Sinking into a chair, I covered my face with my hands in blank despair. My reputation as a sculptor had gone, my skill with the chisel had departed. My kind master, the great Verga, had died, and I, lonely, forsaken, and forgotten, had no means of livelihood left to me.
How long I sat plunged in grim, melancholy thoughts I know not. When I returned to consciousness, the bright moon was shining full into the room, and the broken statue looked pale and ghostly in the deep shadow.

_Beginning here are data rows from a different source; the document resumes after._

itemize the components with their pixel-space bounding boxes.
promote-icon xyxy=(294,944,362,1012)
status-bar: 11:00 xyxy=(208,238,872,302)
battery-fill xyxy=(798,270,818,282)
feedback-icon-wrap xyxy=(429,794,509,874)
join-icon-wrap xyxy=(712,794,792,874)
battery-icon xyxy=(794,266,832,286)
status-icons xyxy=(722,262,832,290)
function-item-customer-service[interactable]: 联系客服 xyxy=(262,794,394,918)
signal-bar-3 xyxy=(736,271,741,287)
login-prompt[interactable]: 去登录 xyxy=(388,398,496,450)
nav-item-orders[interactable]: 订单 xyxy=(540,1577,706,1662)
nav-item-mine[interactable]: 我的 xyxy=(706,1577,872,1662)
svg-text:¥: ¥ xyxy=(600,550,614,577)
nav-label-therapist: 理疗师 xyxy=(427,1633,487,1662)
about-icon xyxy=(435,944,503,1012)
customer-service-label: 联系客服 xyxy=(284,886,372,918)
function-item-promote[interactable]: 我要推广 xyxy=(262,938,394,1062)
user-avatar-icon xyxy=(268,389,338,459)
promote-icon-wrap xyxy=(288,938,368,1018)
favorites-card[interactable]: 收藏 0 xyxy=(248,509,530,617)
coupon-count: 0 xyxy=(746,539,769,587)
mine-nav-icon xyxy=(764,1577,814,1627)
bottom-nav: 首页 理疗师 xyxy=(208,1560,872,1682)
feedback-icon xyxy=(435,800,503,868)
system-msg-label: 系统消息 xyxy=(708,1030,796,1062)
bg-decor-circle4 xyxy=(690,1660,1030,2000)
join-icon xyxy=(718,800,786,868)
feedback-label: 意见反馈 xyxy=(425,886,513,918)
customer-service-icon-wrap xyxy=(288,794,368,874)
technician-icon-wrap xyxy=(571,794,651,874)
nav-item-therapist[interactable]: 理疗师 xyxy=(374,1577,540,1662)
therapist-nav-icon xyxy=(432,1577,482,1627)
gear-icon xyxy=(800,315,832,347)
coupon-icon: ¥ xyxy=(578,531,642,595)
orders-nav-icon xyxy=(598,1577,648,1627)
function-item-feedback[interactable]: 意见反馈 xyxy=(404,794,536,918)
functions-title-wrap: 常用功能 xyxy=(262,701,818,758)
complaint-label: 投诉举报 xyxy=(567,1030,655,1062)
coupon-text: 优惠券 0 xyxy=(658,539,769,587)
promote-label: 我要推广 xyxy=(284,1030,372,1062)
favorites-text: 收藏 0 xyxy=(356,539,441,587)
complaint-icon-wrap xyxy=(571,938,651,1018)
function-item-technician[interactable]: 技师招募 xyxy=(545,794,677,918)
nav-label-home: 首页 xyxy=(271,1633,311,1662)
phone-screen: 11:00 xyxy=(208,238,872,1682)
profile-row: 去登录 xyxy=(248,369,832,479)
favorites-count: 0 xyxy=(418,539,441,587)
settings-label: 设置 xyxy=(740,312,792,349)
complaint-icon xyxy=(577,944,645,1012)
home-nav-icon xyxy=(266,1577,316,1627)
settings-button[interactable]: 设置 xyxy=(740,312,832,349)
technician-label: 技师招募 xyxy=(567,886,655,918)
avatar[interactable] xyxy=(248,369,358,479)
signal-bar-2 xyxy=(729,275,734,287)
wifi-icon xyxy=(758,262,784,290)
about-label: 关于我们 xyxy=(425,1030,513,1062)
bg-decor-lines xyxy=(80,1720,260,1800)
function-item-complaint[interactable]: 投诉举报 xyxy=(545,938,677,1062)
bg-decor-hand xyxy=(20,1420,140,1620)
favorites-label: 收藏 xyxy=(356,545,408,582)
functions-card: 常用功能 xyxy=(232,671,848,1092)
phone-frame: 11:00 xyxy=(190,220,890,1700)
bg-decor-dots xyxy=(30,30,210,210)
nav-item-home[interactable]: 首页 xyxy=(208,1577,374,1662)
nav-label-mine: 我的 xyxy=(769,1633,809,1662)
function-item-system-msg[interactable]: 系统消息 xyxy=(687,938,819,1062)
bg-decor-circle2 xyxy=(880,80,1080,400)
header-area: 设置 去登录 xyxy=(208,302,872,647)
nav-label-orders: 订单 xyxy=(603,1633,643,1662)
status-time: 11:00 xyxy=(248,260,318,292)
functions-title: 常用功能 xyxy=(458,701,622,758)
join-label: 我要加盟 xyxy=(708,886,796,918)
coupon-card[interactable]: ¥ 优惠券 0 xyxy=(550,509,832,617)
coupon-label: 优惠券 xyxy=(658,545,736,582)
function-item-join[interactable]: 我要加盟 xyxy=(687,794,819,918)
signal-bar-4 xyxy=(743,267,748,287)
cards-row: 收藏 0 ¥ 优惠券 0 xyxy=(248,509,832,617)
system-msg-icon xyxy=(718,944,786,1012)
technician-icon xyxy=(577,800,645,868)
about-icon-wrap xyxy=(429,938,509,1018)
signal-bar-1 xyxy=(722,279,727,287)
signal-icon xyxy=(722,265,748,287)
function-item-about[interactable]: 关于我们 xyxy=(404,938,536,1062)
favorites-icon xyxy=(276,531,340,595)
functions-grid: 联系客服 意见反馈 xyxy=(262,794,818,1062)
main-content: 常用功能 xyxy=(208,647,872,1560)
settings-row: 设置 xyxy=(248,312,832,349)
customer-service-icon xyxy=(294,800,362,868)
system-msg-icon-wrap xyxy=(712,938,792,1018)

I had risen, and was standing before the window with my head sunk on my breast, when suddenly I felt a warm arm slowly entwine itself about my neck. Starting with a cry of surprise, I turned, and found to my amazement that Santina stood beside me.
“Gasparo!” she whispered softly, drawing my head down and kissing my lips.
“Santina!” I exclaimed joyfully. “You have at last returned?”
“Yes,” she replied. “I—I told you we should meet again, and I have kept my promise.”
She was very handsomely dressed in an evening gown of pale blue, her velvet cape was edged with sable, and, unloosened, displayed around her throat a diamond necklet that shone in the bright moonbeams a narrow line of white brilliancy.
For a few moments we stood in silence, clasped in each other’s arms.
Then I commenced to question her, and she told me how she had been living far away in London, adding—
“But I have come back to you, Gasparo. You still love me, do you not?”